Now, The Shining was only King's third book, so the pattern of "black=good" that is so pervasive throughout King's other novels wouldn't have been recognizable to Kubrick in 1978 (when filming began) - especially given that I highly doubt Kubrick bothered to read King's other two novels. But that doesn't mean he can't sense an artificial plot element when he sees it and make a damn good guess what it's doing there. I've always felt that the preachy anti-racist types are getting goodness on the cheap, if I may put it that way. The argument against racism is so simple it makes itself, really. It doesn't take a whole lot of intellectual sophistication or devotion to the values of individualism to conclude that people deserve to be judged honestly on their own merits rather than collectively on the accidents of their birth. This simple maxim covers much more ground than racism, in fact. And so anyone who feels the need to get too preachy about it has probably got some other motivation than a simple desire to advance the cause of Justice for All. In my experience, he's usually trying to tell you how good the smell of his own shit is to him, and in order to make it work he has to engage in all kinds of straw man exaggerations of the extent of the problem. A common such exaggeration is exactly the kind King indulges in: imagining all members of the oppressed group to be "good," as though that solved anything. Assuming that being born black makes you a good person is philosophically the same error as assuming that being born black makes you a criminal, of course. Both refuse to see blacks as the individuals they are - with all the variation that implies - and so the one is just as racist as the other. And so I don't think that King is really interested in racial justice: he's using black characters (and, by proxy, black people) as a way to make himself feel like a good person without actually having to go to the trouble to be one.

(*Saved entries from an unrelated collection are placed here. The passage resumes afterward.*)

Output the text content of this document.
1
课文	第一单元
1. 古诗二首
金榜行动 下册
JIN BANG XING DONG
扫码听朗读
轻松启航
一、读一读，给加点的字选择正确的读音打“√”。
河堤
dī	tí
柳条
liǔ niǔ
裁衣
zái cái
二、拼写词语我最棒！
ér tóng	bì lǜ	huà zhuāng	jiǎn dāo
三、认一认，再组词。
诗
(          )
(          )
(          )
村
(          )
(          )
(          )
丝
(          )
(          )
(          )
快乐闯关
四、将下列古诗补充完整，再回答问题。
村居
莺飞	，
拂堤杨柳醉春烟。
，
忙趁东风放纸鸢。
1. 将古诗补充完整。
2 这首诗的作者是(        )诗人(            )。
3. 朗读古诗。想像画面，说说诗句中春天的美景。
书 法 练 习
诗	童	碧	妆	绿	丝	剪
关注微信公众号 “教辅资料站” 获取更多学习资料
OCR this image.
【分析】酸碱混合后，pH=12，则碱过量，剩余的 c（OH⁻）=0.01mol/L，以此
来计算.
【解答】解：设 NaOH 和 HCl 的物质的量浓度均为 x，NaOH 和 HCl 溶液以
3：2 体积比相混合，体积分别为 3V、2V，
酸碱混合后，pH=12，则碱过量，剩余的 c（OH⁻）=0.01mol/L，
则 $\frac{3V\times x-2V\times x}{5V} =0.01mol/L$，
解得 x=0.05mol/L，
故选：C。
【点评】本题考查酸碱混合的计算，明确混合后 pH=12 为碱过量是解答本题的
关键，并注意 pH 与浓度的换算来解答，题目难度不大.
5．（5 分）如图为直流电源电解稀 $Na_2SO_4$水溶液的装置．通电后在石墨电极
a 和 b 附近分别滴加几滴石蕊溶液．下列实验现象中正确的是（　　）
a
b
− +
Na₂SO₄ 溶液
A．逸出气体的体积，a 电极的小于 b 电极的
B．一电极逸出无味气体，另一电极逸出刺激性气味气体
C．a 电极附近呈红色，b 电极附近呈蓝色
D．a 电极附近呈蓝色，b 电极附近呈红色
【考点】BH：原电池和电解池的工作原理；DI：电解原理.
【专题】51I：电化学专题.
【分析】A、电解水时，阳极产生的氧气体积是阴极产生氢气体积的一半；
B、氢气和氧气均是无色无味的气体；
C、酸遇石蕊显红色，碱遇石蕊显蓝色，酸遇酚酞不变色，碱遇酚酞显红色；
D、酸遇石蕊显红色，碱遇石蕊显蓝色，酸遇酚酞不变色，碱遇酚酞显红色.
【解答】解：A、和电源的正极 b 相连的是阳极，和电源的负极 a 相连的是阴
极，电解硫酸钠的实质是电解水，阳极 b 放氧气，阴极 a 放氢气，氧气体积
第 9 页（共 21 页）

Whether Kubrick had the evidence before him to see this, I don't know - but an artificial "scratch-my-own-balls" plot development isn't hard to spot even if you're not clear on the motivation. Hallorann's natural purpose in the book was to confirm Danny's "shine." That he's a continued presence after he's fulfilled that purpose is fishy. That he's an unqualified good in a book full of self-doubting characters is more so. That he turns out to be the cavalry on the basis of a talent that's lesser than Danny's, and which he himself admits is often wrong, is downright illogical.

Kubrick could've simply quitely written Hallorann's return to the Overlook out of the film. He could've even left in the parts about him being in Florida and making concerned telephone calls to sympathetic but unhelpful rescue workers and just thrown a roadblock in his way to keep him from going to Colorado. The snowstorm would've done beautifully: can't get from Florida to Colorado in time if the airport's closed, after all. But no, Kubrick sent Hallorann all the way to the Overlook and then had Jack chop him to bits. Sorry, but I can't see that as anything other than embodied literary criticism. There's an almost gleeful quality about it, in fact. As if Kubrick's saying "Aha! Here we have an artificial plot development! And what do we do with artificial plot developments, kids? That's right, Janie! We AXE them! Heh-heh." Can't help but call to mind that great bit from Amadeus where Mozart taunts Salieri with his inadequacy as a composer by not only (flawlessly) playing but improving upon one of his sonatas after hearing it only once.

And so I think King has cause to harbor some resentment about Kubrick's treatment of his book. It's painful to any writer to see themes that are important to him sliced out wholesale - but it seems to be that Kubrick is doing a good deal more than just slicing and dicing. He's doing it with glee, and King can't help but have noticed that.